Mark Francois is right (did I really write that?)- why should commuters have to put up with shoddy service and poor trains? 2019 is still over a year away and I expect the train company will put up the rail fares again as they usually do to ‘compensate’ themselves for the investment in the new trains. Hand out the discounts now as Mr Francois has asked on behalf of commuters.
Reported by www.yellowad.co.uk
A TORY MP has called on a rail company to give customers a discount ’because of persistently poor performance’.
Mark Francois, MP for Rayleigh and Wickford, has written to the managing director of Abellio Greater Anglia, which runs the train line from London Liverpool Street to Southend Victoria.
In a national survey last month it was revealed that Greater Anglia generated the highest level of customer complaints of any rail company in the country.
Mr Francois said the company should follow the lead of South Western, which gave commuters the equivalent of 10 free days of travel after a period of closure.
He said ’dissatisfied’ Greater Anglia season ticket holders should be given a discount as a ’gesture of goodwill’.
He wrote in a letter to company boss Jamie Burles: “As you know, I have been critical for some time of the way in which Abellio Greater Anglia are providing their services to my constituents, who this year have had to put up with numerous delays and cancellations on your Southend Victoria to London Liverpool Street line.

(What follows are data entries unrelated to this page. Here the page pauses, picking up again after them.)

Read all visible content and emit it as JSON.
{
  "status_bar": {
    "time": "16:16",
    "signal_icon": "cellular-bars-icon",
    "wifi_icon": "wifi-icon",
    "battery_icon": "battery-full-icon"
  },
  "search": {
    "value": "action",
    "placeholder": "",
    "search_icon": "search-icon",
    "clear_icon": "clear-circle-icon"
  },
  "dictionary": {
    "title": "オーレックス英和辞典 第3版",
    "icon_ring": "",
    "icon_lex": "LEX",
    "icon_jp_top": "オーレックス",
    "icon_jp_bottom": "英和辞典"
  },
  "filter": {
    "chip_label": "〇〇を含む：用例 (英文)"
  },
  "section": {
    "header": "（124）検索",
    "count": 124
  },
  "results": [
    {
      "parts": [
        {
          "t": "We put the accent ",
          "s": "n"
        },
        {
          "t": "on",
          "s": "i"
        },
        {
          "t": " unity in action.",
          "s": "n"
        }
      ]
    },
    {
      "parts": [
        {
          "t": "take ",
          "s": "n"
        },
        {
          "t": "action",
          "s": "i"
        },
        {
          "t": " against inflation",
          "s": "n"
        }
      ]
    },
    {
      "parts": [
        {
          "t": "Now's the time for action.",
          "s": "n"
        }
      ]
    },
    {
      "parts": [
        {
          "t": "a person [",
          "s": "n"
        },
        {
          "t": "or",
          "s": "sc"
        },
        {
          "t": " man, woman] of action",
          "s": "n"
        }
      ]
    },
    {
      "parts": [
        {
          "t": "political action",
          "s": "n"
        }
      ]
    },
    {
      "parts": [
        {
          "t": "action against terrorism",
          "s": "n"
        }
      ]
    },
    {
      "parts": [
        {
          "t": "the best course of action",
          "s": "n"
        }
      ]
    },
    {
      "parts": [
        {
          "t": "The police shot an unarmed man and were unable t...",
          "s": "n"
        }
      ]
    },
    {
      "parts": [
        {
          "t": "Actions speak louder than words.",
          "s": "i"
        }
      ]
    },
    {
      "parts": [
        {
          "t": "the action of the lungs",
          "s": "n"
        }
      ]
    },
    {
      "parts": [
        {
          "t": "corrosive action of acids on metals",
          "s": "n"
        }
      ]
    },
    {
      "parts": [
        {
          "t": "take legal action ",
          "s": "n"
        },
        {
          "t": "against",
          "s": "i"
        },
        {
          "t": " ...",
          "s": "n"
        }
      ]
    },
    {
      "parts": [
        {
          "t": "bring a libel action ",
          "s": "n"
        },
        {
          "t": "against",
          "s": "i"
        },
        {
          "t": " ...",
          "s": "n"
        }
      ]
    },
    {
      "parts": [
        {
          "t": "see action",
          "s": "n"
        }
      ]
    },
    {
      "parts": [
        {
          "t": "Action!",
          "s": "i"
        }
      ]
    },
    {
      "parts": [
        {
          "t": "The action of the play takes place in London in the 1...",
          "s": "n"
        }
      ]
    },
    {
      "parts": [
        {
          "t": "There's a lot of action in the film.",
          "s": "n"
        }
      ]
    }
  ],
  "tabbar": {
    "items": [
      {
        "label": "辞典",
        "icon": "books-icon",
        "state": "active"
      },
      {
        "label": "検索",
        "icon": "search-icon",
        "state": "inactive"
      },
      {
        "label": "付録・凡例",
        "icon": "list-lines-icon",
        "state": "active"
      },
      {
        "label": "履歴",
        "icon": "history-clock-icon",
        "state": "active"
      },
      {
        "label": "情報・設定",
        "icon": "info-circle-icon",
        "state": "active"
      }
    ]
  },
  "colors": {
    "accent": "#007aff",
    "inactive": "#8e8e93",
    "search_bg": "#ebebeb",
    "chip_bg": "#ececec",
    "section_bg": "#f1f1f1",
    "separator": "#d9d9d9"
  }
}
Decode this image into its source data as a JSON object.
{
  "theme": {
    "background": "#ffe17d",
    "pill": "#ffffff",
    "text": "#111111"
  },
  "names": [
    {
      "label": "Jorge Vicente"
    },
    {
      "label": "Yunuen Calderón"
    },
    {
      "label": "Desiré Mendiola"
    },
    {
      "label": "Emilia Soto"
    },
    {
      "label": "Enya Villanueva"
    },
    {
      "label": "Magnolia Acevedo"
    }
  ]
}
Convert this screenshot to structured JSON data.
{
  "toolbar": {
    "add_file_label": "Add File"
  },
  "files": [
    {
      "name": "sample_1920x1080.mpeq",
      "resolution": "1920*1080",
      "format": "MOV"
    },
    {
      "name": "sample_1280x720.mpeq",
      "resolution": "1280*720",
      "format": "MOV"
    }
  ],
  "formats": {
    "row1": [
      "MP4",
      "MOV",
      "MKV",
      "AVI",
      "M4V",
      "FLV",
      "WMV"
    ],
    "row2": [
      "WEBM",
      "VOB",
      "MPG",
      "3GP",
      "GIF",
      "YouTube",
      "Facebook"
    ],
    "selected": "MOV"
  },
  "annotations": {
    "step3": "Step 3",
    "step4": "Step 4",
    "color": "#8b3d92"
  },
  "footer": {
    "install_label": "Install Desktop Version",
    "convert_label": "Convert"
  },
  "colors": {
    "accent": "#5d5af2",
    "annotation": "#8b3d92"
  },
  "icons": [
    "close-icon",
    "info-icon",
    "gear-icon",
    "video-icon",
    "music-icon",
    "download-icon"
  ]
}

“In addition, they have not been able to use the railway on numerous weekends because of engineering works carried out by Network Rail and also, for months, have not been able to travel home by train after 9.30pm from Liverpool Street because of further engineering works.
“On both occasions you have laid on buses but this has happened so frequently that it seems at times Abellio is becoming more of a bus company than a rail company.
“We now face further line closures and more buses from December 23 until the New Year.
“Given all this, I am writing to formally request that you should give my constituents a discount on their season tickets when, as most of them do, they renew them in January.”
Greater Anglia did not specifically comment on Mr Francois suggestion of a discount, but issued a statement saying the ongoing disruption was part of a plan to improve the line in the long run.
It said the line was ’undergoing a major transformation to make it fit for future generations’, including the replacement of 60-year-old overhead wires.
The statement said: “Unfortunately, this work cannot be completed without impacting on trains.”
The company said new trains were coming with wireless internet, air conditioning and USB plugs, due to hit the line in 2019.
The statement continued: “Currently our performance is just under 90 per cent, which is above the national average. We have direct control over one third of delays or cancellations, for which people are compensated through our Delay Repay system, which we have improved so customers can claim online for multiple journeys and receive payment in a number of different methods to suit them.”